Now, it would appear that Africa (or more particularly, Sub-Saharan Africa) is back in the news. It seems that we are assaulted daily by horror stories from Darfur, or from Zimbabwe, about famine or genocide, or AIDS. We, as Americans, want to do something, anything, send aid, intervene. We want to end the suffering, as taught by our Lord. We want to do the Right Thing.

However, Africa ain't like Europe or the US. Or like Asia for that matter. Africa is different, and the old Africa hands remind us of that. I can remember reading Capstick, when he said that Africa wins regardless of what anyone does, and that life is very cheap in Africa. For most of Africa, a person walking around is just so much protien and when a person dies, Africa is very, very good at processing protein.

Still, the horror stories remain and our civilized hearts are tugged and we want to help those least able to help themselves. So I turn to those best educated in Africa, those hearty souls who emigrated from there and made a life in a new country. If you've never read Kim duToit, his writings reveal a deep love of the African continent, yet his advice is simple. Let Africa Sink.

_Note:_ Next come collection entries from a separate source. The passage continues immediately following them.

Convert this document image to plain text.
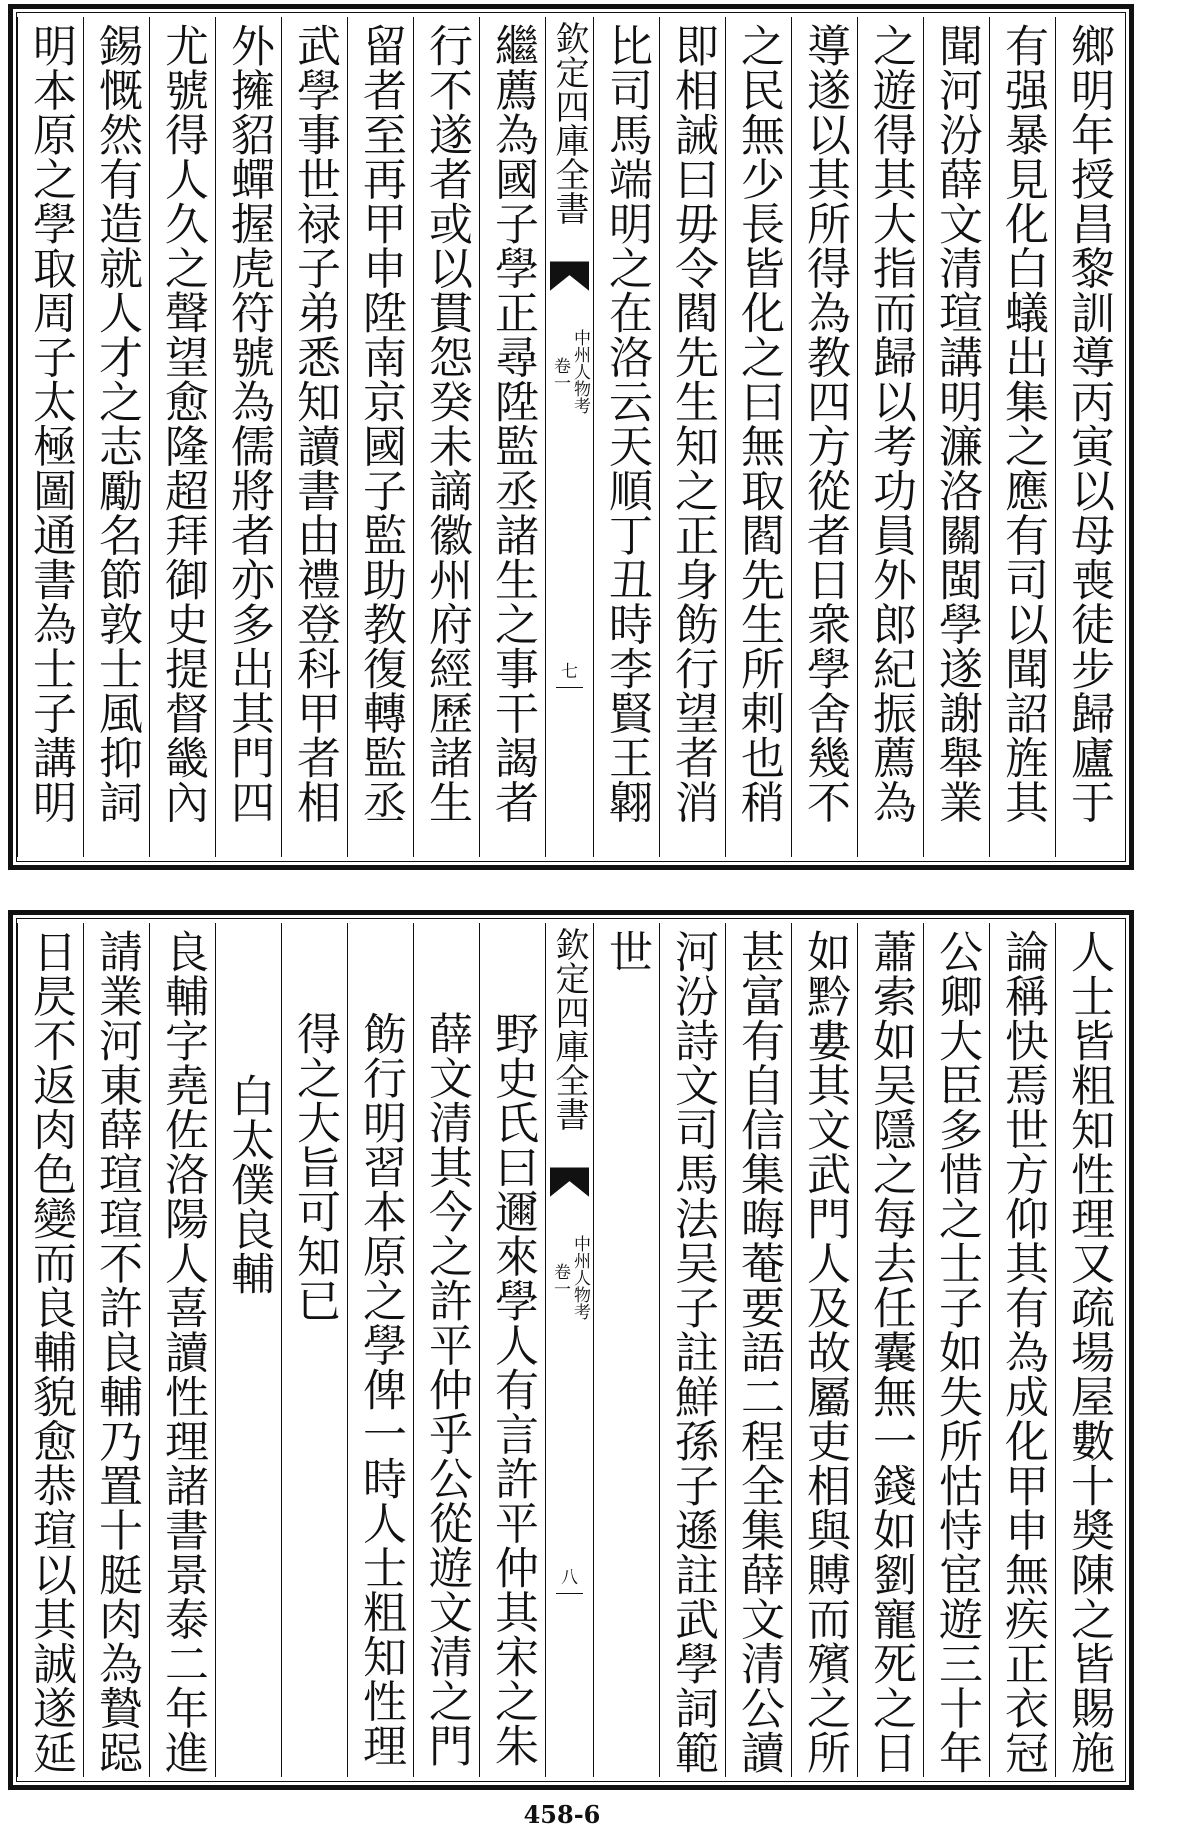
鄉明年授昌黎訓導丙寅以母喪徒步歸廬于
有强暴見化白蟻出集之應有司以聞詔旌其
聞河汾薛文清瑄講明濂洛關閩學遂謝舉業
之遊得其大指而歸以考功員外郎紀振薦為
導遂以其所得為教四方從者日衆學舍幾不
之民無少長皆化之曰無取閻先生所剌也稍
即相誡曰毋令閻先生知之正身飭行望者消
比司馬端明之在洛云天順丁丑時李賢王翺
欽定四庫全書
中州人物考
卷一
七
繼薦為國子學正尋陞監丞諸生之事干謁者
行不遂者或以貫怨癸未謫徽州府經歷諸生
留者至再甲申陞南京國子監助教復轉監丞
武學事世禄子弟悉知讀書由禮登科甲者相
外擁貂蟬握虎符號為儒將者亦多出其門四
尤號得人久之聲望愈隆超拜御史提督畿內
錫慨然有造就人才之志勵名節敦士風抑詞
明本原之學取周子太極圖通書為士子講明
人士皆粗知性理又疏場屋數十奬陳之皆賜施
論稱快焉世方仰其有為成化甲申無疾正衣冠
公卿大臣多惜之士子如失所怙恃宦遊三十年
蕭索如吴隱之每去任囊無一錢如劉寵死之日
如黔婁其文武門人及故屬吏相與賻而殯之所
甚富有自信集晦菴要語二程全集薛文清公讀
河汾詩文司馬法吴子註鮮孫子遜註武學詞範
世
欽定四庫全書
中州人物考
卷一
八
野史氏曰邇來學人有言許平仲其宋之朱
薛文清其今之許平仲乎公從遊文清之門
飭行明習本原之學俾一時人士粗知性理
得之大旨可知已
白太僕良輔
良輔字堯佐洛陽人喜讀性理諸書景泰二年進
請業河東薛瑄瑄不許良輔乃置十脡肉為贄跽
日昃不返肉色變而良輔貌愈恭瑄以其誠遂延
458-6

This paragraph is most eloquent:
The viciousness, the cruelty, the corruption, the duplicity, the savagery, and the incompetence is endemic to the entire continent, and is so much of an anathema to any right-thinking person that the civilized imagination simply stalls when faced with its ubiquity, and with the enormity of trying to fix it. The Western media shouldn’t even bother reporting on it. All that does is arouse our feelings of horror, and the instinctive need to do something, anything--but everything has been tried before, and failed. Everything, of course, except self-reliance.

Go read the whole thing. You'll read an essay by a man who knows, who has been there. You'll know why I say that I am no expert on Africa and we should follow the advice of those that are.

There is nothing we can do to help Africa. As hard-hearted as that sounds, the people of Sub-Saharan Africa must first help themselves.

1 comment:

Anonymous said...

The "let Africa sink" position is really Social Darwinism or Spencerism after Hubert Spencer (1820 - 1903). Spencer coined the phrase "survival of the fittest," not Darwin, and he coined it in reference to cultures. In other words, let the cultures clash and the most fit to survive will survive.

Spencerism would solve the middle east problem of today if the US would quit propping up both cultures--one in the form of payments for oil and the other one in direct payments.